Кемп дважды прочел письмо.
— Это не шутки, — сказал он. — Это он! И он будет действовать.
Он перевернул листок и увидел штемпель «Хинтондин» и прозаическую приписку: «Доплатить два пенса».
Так сделан весь «Человек-невидимка» — каждую фантастичную, невероятную деталь в нем оттеняют какие-нибудь «два пенса». Недаром его полное название — «Человек-невидимка, романс-гротеск» (The Invisible Man, A Grotesque Romance). Советское толкование романа — трагедия ученого, чьи таланты не пригодились обществу, современное европейское — трагедия науки, которая, на первый взгляд являясь благом, может обернуться злом. Возникающая у читателя жалость к Гриффину объясняется тем, что он талантлив и у него были прекрасные задатки (советский вариант), или тем, что он живо и человечно написан (вариант европейский). Не согласимся. Талантливость персонажа — отнюдь не основание его полюбить или пожалеть, а написан этот герой так же схематично, как все уэллсовские персонажи. Дело в том, что «Невидимка» — в своем роде самый совершенный текст Уэллса: в нем сформулированный автором принцип «что бы вы почувствовали и что бы могло с вами случиться, если…» доведен до абсолютного совершенства. «Невероятное событие приобретает настолько удивительные и конкретные черты, что фантастический роман становится как бы документом», — писал Юрий Олеша, любивший ранние романы Уэллса и утверждавший, что именно «Невидимка» вдохновлял его в работе над «Завистью».
Мы воспринимаем Гриффина как злодея лишь до тех пор, пока он не начинает сам повествовать о себе. С этого момента он — это «я», а всякое «я» у Уэллса — это его читатель. Невидимый человек должен ходить голым и босым, а значит, подвергаться простуде, оставлять следы ног на снегу — все это мог придумать только тот автор, который полностью влез в кожу своего героя и вынудил читателя сделать то же. У этого «я» нет не только лица и фигуры — у него уже нет ни преступного прошлого, ни характера, ни свойств: «я» — это любой и каждый, и читатель — невидимый, раздетый, голодный, простуженный, травимый собаками, перепуганный, несчастный — всякое действие Невидимки оправдывает, потому что «я», поставленный в такие условия, поступил бы так же. «Конечно, я был в безвыходном положении, в ужасном положении! Да и горбун довел меня до бешенства: гонялся за мной по всему дому, угрожал своим дурацким револьвером, отпирал и запирал двери… Это было невыносимо!» Кемп в ответ на эти жалобы лишь делает вид, что понимает своего старого товарища, но читатель-то по-настоящему понимает его. Конечно, я был в безвыходном положении! Зима, я раздет, мне холодно — о, как мне холодно, как мне нужна одежда! Боже милостивый, я босиком вынужден ступать по камням, по снегу, по стеклам, а вы мне толкуете о морали! Конечно, я ударил хозяина лавки стулом, а что еще мне оставалось делать?! Я просто замерзший человек, которому некуда деваться — не возмущайтесь, а пожалейте меня…

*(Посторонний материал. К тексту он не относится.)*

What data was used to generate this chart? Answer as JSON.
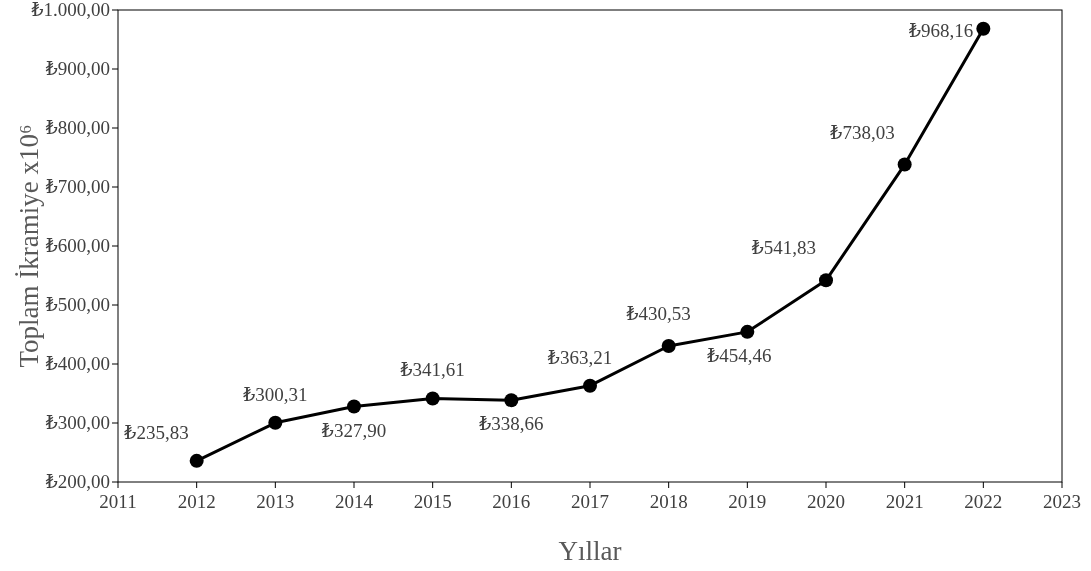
{
  "chart_data": {
    "type": "line",
    "xlabel": "Yıllar",
    "ylabel": "Toplam İkramiye x10⁶",
    "x": [
      2012,
      2013,
      2014,
      2015,
      2016,
      2017,
      2018,
      2019,
      2020,
      2021,
      2022
    ],
    "series": [
      {
        "color": "#000000",
        "values": [
          235.83,
          300.31,
          327.9,
          341.61,
          338.66,
          363.21,
          430.53,
          454.46,
          541.83,
          738.03,
          968.16
        ],
        "value_labels": [
          "₺235,83",
          "₺300,31",
          "₺327,90",
          "₺341,61",
          "₺338,66",
          "₺363,21",
          "₺430,53",
          "₺454,46",
          "₺541,83",
          "₺738,03",
          "₺968,16"
        ]
      }
    ],
    "xlim": [
      2011,
      2023
    ],
    "xticks": [
      2011,
      2012,
      2013,
      2014,
      2015,
      2016,
      2017,
      2018,
      2019,
      2020,
      2021,
      2022,
      2023
    ],
    "ylim": [
      200,
      1000
    ],
    "yticks": [
      {
        "value": 200,
        "label": "₺200,00"
      },
      {
        "value": 300,
        "label": "₺300,00"
      },
      {
        "value": 400,
        "label": "₺400,00"
      },
      {
        "value": 500,
        "label": "₺500,00"
      },
      {
        "value": 600,
        "label": "₺600,00"
      },
      {
        "value": 700,
        "label": "₺700,00"
      },
      {
        "value": 800,
        "label": "₺800,00"
      },
      {
        "value": 900,
        "label": "₺900,00"
      },
      {
        "value": 1000,
        "label": "₺1.000,00"
      }
    ],
    "grid": false,
    "marker": "circle",
    "line_style": "solid"
  }
}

Потом автор отбирает слово у Невидимки — читатель, ошалело встряхнувшись, уже не может понять, как он только что отождествлял себя с грабителем и убийцей. Но жалость остается. Если бы Уэллс дальше передал повествование Кемпу, мы бы поняли и одобрили и его предательство по отношению к Гриффину. В моем доме опасный бандит — как я мог не донести? Мне страшно; не осуждайте, а пожалейте меня… Но Уэллс этого не сделал. Он мастерски рассказал о страхе Кемпа, но только рассказал; читатель чувствует страх Кемпа, ежится, а все-таки не может стать Кемпом и поэтому воспринимает его поступок как низкий по отношению к тому, другому.